VSI-Bench spans more than 5,000 egocentric QA pairs across eight categories: four numerical tasks (object count, absolute distance, object size, room size) and four multiple-choice tasks (relative distance, relative direction, route planning, appearance order). Despite having no route-planning supervision, SpatialStack generalizes strongly to that category while remaining competitive on the rest of the benchmark.
| Model | 2D (%) | 3D (%) | Avg. (%) |
|---|---|---|---|
| Proprietary Models (API) | |||
| GPT-4o | 74.8 | 83.0 | 78.9 |
| Open-source Models | |||
| Mini-Gemini-HD-34B | 71.5 | 79.2 | 75.4 |
| LLaVA-NeXT-34B | 73.0 | 74.8 | 73.9 |
| Cambrian-1-34B | 74.0 | 79.7 | 76.9 |
| SAT-LLaVA-Video-7B | 73.0 | 83.8 | 78.4 |
| SPAR-8B | 72.3 | 89.1 | 80.7 |
| Qwen2.5-VL-3B | 67.9 | 70.4 | 69.2 |
| Qwen2.5-VL-7B | 73.9 | 80.9 | 77.4 |
| Cambrian-S-7B | 74.3 | 83.0 | 78.7 |
| Cambrian-S-3B | 76.1 | 76.3 | 76.2 |
| Dual-Encoder MLLMs | |||
| VG-LLM-4B | 71.3 | 87.7 | 79.5 |
| VG-LLM-8B | 72.2 | 91.1 | 81.7 |
| SpatialStack-4B | 75.4 | 87.0 | 81.2 |
| SpatialStack-8B | 76.1 | 90.8 | 83.5 |
CV-Bench leaderboard. SpatialStack-4B and -8B outperform existing dual-encoder baselines across splits.
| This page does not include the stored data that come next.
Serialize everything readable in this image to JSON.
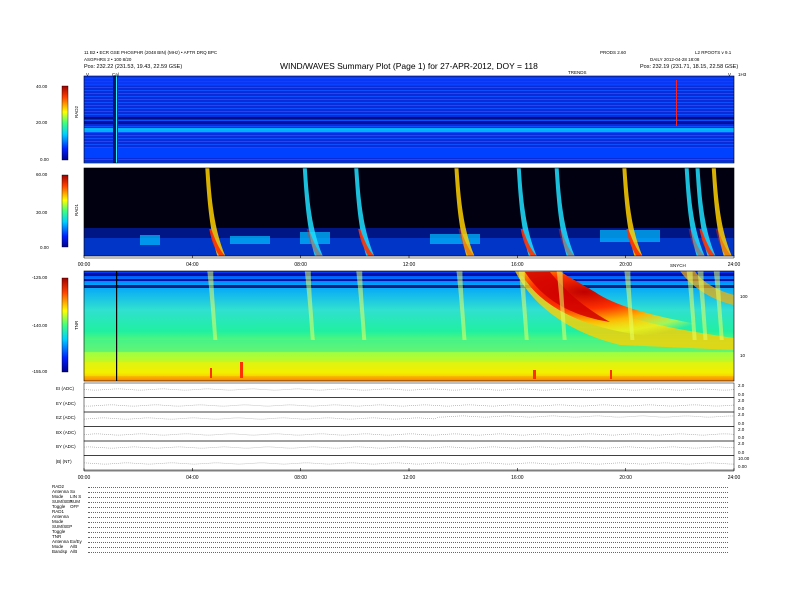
{
  "header": {
    "left_line1": "11 B2 • ECR GSE PHOSPHR (2048 BIN) (MHz) • AFTR DRQ BPC",
    "left_line2": "ASGPHRS 2 • 100 8/20",
    "left_pos": "Pos:  232.22 (231.53, 19.43, 22.59 GSE)",
    "title": "WIND/WAVES Summary Plot (Page 1) for 27-APR-2012, DOY = 118",
    "right_top_a": "PRODS 2.60",
    "right_top_b": "L2 RPOOTS v 9.1",
    "right_line2": "DAILY  2012-04-28 18:08",
    "right_pos": "Pos:  232.19 (231.71, 18.15, 22.58 GSE)",
    "marker_cal": "Cal",
    "marker_left_v": "V",
    "marker_trend": "TRENDS",
    "marker_right_v": "V",
    "marker_ts": "1H3",
    "marker_synch": "SNYCH"
  },
  "panels": {
    "rad2": {
      "label": "RAD2",
      "ticks": [
        "40.00",
        "20.00",
        "0.00"
      ]
    },
    "rad1": {
      "label": "RAD1",
      "ticks": [
        "60.00",
        "30.00",
        "0.00"
      ]
    },
    "tnr": {
      "label": "TNR",
      "ticks": [
        "-125.00",
        "-140.00",
        "-155.00"
      ],
      "right_ticks": [
        "100",
        "10"
      ]
    }
  },
  "time_axis": {
    "top": [
      "00:00",
      "04:00",
      "08:00",
      "12:00",
      "16:00",
      "20:00",
      "24:00"
    ],
    "bottom": [
      "00:00",
      "04:00",
      "08:00",
      "12:00",
      "16:00",
      "20:00",
      "24:00"
    ]
  },
  "chart_data": {
    "type": "heatmap",
    "title": "WIND/WAVES Summary Plot (Page 1) for 27-APR-2012, DOY = 118",
    "x_range": [
      "00:00",
      "24:00"
    ],
    "type_iii_bursts_hours": [
      4.7,
      8.3,
      10.2,
      13.9,
      16.2,
      17.6,
      20.1,
      22.4,
      22.8,
      23.4
    ],
    "type_ii_burst": {
      "start_hour": 16.2,
      "end_hour": 24.0,
      "panel": "TNR"
    },
    "series": [
      {
        "name": "TNR",
        "ylim": [
          -155,
          -125
        ]
      },
      {
        "name": "RAD1",
        "ylim": [
          0,
          60
        ]
      },
      {
        "name": "RAD2",
        "ylim": [
          0,
          40
        ]
      }
    ]
  },
  "line_panels": [
    {
      "label": "EI (ADC)",
      "ticks": [
        "2.0",
        "0.0"
      ]
    },
    {
      "label": "EY (ADC)",
      "ticks": [
        "2.0",
        "0.0"
      ]
    },
    {
      "label": "EZ (ADC)",
      "ticks": [
        "2.0",
        "0.0"
      ]
    },
    {
      "label": "BX (ADC)",
      "ticks": [
        "2.0",
        "0.0"
      ]
    },
    {
      "label": "BY (ADC)",
      "ticks": [
        "2.0",
        "0.0"
      ]
    },
    {
      "label": "|B| (NT)",
      "ticks": [
        "10.00",
        "0.00"
      ]
    }
  ],
  "settings": [
    {
      "label": "RAD2",
      "value": ""
    },
    {
      "label": "Antenna",
      "value": "Sx"
    },
    {
      "label": "Mode",
      "value": "LIN S"
    },
    {
      "label": "SUM/SEP",
      "value": "SUM"
    },
    {
      "label": "Toggle",
      "value": "OFF"
    },
    {
      "label": "RAD1",
      "value": ""
    },
    {
      "label": "Antenna",
      "value": ""
    },
    {
      "label": "Mode",
      "value": ""
    },
    {
      "label": "SUM/SEP",
      "value": ""
    },
    {
      "label": "Toggle",
      "value": ""
    },
    {
      "label": "TNR",
      "value": ""
    },
    {
      "label": "Antenna",
      "value": "Ex/Ey"
    },
    {
      "label": "Mode",
      "value": "A/B"
    },
    {
      "label": "Bandsp",
      "value": "A/B"
    }
  ]
}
CV-Bench reformulates classical 2D relation/counting tasks and 3D depth/distance questions into QA evaluations. SpatialStack-4B already overtakes VG-LLM-4B on both splits, while SpatialStack-8B delivers the best overall accuracy (83.5) and matches the strongest reported 2D score.